The proper diagnosis and the delivery of quality services do not change because the veteran has military culture–related experiences. This chapter explores how rehabilitation services can be an integral part of the veteran’s overall plan of care, whether directed by the Veterans Administration or community, state, or other human services providers. It presents information on multiple trauma, military culture, military cultural competence, and unique challenges the military culture creates for veterans and their family members during transition. The chapter gives special attention to the needs of women veterans, especially military sexual trauma. Finally, the chapter focuses on specific, evidence-based strategies that can be utilized to support transition and reintegration of veterans with disabilities into their families, communities, and work spaces. Service members’ needs are best served when practitioners have military cultural competence and are able to work across disciplines to delivery evidence-based practices.

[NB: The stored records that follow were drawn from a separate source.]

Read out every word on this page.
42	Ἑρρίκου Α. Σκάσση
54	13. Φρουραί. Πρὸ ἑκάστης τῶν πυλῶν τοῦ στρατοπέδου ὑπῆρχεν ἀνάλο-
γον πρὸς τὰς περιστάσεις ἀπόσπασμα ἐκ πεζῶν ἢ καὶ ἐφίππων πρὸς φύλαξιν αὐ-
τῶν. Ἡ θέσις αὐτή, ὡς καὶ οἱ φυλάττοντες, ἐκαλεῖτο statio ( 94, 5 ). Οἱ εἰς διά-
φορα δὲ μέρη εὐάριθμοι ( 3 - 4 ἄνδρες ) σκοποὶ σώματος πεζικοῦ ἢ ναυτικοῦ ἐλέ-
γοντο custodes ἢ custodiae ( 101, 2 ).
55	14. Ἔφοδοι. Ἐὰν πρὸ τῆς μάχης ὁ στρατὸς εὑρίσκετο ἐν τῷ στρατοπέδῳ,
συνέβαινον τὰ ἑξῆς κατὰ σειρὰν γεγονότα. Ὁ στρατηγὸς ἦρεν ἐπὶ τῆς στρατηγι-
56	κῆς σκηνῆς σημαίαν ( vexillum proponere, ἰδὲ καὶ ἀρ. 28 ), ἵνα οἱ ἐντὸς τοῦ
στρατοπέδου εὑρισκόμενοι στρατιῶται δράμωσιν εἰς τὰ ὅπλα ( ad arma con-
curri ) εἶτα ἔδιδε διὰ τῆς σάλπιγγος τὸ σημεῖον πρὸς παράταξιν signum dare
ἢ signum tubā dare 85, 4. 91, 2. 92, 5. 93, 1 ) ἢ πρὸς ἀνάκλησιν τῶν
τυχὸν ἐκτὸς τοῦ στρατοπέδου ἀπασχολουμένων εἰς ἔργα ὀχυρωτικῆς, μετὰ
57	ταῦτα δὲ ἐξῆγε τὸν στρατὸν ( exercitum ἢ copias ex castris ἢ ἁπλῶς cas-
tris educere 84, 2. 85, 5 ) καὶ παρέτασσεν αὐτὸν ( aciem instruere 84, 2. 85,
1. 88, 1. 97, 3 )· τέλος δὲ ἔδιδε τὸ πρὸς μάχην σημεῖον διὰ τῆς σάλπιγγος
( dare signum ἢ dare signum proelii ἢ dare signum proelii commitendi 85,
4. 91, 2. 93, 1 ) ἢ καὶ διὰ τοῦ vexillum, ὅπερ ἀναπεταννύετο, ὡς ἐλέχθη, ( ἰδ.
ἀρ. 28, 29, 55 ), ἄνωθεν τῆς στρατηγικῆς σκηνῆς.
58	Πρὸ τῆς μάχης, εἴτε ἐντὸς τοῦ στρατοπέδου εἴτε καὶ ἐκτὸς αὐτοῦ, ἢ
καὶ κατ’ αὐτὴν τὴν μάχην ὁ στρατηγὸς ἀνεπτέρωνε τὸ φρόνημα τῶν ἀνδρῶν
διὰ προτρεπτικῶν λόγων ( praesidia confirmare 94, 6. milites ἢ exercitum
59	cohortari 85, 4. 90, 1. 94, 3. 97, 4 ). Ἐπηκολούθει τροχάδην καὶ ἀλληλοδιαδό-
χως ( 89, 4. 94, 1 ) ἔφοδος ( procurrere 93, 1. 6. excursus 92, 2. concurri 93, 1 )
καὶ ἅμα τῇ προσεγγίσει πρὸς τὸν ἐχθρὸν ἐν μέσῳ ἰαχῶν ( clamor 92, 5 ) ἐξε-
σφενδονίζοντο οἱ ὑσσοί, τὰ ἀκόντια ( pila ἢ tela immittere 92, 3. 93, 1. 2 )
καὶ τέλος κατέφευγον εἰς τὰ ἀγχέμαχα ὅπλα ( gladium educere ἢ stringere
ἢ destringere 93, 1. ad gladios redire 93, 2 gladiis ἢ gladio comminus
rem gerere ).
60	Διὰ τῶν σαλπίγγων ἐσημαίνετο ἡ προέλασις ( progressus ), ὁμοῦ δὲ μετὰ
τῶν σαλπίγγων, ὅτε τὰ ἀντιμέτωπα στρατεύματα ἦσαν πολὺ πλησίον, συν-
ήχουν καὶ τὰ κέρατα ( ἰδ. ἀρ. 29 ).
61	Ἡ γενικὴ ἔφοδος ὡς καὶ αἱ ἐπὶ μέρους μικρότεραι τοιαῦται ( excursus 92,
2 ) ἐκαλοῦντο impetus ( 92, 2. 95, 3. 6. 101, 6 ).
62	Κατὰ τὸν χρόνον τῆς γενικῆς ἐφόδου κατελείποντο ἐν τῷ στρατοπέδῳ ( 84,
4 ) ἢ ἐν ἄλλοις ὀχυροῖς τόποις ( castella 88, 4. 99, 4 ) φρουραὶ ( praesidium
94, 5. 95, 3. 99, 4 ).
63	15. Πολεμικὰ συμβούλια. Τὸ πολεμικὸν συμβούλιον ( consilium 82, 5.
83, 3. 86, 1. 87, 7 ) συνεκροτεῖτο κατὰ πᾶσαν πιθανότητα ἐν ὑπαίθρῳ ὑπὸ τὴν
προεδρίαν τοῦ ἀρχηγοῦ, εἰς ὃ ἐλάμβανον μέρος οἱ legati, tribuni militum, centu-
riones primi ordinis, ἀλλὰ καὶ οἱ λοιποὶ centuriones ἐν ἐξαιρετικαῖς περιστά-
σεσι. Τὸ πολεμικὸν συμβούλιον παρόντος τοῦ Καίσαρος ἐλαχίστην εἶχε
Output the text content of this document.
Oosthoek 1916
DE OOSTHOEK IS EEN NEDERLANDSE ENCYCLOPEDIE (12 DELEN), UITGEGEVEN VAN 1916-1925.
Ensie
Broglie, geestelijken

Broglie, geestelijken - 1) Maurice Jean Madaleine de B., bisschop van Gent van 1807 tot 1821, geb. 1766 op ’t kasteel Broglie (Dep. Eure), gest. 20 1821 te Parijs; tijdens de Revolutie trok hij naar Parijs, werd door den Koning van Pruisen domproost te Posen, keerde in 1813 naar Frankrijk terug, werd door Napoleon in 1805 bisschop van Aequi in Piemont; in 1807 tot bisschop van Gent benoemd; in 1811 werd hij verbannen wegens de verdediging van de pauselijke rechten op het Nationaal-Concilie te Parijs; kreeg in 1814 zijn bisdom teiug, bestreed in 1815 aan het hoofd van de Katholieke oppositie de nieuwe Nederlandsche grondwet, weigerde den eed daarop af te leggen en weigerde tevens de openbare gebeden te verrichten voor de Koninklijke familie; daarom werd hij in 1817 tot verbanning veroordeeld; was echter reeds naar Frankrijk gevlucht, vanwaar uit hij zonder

The prison system serves as an institution not only for punishment of crimes committed but as a facility for rehabilitation of offenders. The process of reentry or reintegration may be varied among ex-offenders owing to life circumstances and abilities and is rarely a linear process. Many adult ex-offenders have disabilities that may allow them to apply and qualify for vocational rehabilitation services such as psychiatric disorders, substance abuse and addiction problems, intellectual disabilities, chronic health issues, and dual diagnoses. This chapter presents evidence-based practices for assisting ex-offenders with disabilities from an interdisciplinary and a multiservice provision perspective. Information is presented on barriers to community reintegration including legal concerns, barriers to employment, employers’ hiring practices, and self-imposed barriers. The intent is to present the systematic ways in which ex-offenders with disabilities are unrecognized as vulnerable and marginalized populations that can benefit from an array of services.